La Federazione Cimo-Fesmed ha deciso di abbandonare il tavolo di trattativa per il rinnovo del Contratto collettivo nazionale di lavoro della dirigenza medica e sanitaria, denunciando una “palese incongruenza” tra le risorse previste dalla legge di Bilancio 2026 e quelle indicate nell’atto di indirizzo relativo al finanziamento dell’indennità di specificità medica e sanitaria.

Secondo il presidente della Federazione, Guido Quici, all’appello mancherebbero complessivamente 55,5 milioni di euro, di cui 50 milioni destinati ai medici e 5,5 milioni ai dirigenti sanitari. Una differenza che, secondo il sindacato, mette in discussione la reale disponibilità delle risorse necessarie per il rinnovo contrattuale.

“La proposta attualmente sul tavolo – sostiene Quici – non offre sufficienti certezze e presenta una evidente dicotomia tra quanto stabilito dalla legge dello Stato e quanto previsto nell’atto di indirizzo sul finanziamento della specificità medica e sanitaria”.

La Federazione giudica inoltre insufficiente l’incremento economico previsto, quantificato in 393 euro mensili lordi pro capite a regime, evidenziando come solo 230 euro sarebbero destinati all’aumento dello stipendio tabellare.

Tra le principali contestazioni figura anche la scelta di utilizzare risorse contrattuali per adeguare il trattamento economico delle ferie alla normativa europea e alla recente giurisprudenza. Cimo-Fesmed non condivide infatti l’ipotesi di destinare parte delle risorse del contratto all’applicazione dell’articolo 7, comma 1, della Direttiva europea 2003/88 e della sentenza della Corte di Cassazione n. 6282 del 2025, ritenendo che tali oneri dovrebbero essere finanziati con risorse aggiuntive e non gravare sul monte economico destinato al rinnovo contrattuale.

La Federazione evidenzia inoltre persistenti incertezze sulla distribuzione delle ulteriori risorse disponibili e lamenta l’assenza di aperture sulla valorizzazione economica dei dirigenti titolari di incarico professionale con oltre dieci anni di attività.

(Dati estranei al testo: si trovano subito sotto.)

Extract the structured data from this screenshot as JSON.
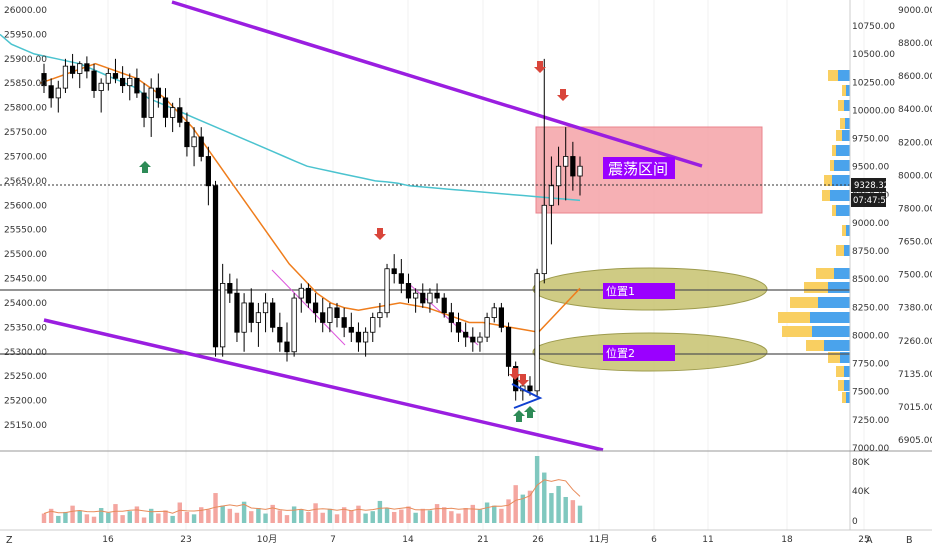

Per Cimo-Fesmed, la proposta contrattuale necessita quindi di una revisione complessiva, subordinata ai chiarimenti richiesti sull’effettiva esigibilità delle risorse e sulla coerenza tra il quadro normativo e quello finanziario.

Il sindacato sottolinea infine come, oltre agli aspetti economici, rimangano ancora irrisolti alcuni temi ritenuti fondamentali per la conclusione del negoziato. Tra questi figurano la disciplina della libera professione, la definizione di criteri che garantiscano una maggioranza nelle trattative decentrate, la costruzione di percorsi chiari per lo sviluppo professionale e la progressione di carriera, nonché il rafforzamento della formazione.

La ripresa del confronto è attesa in autunno, quando le parti saranno chiamate a verificare se esistano le condizioni per superare le criticità evidenziate dalla Federazione e riportare il negoziato verso una possibile intesa.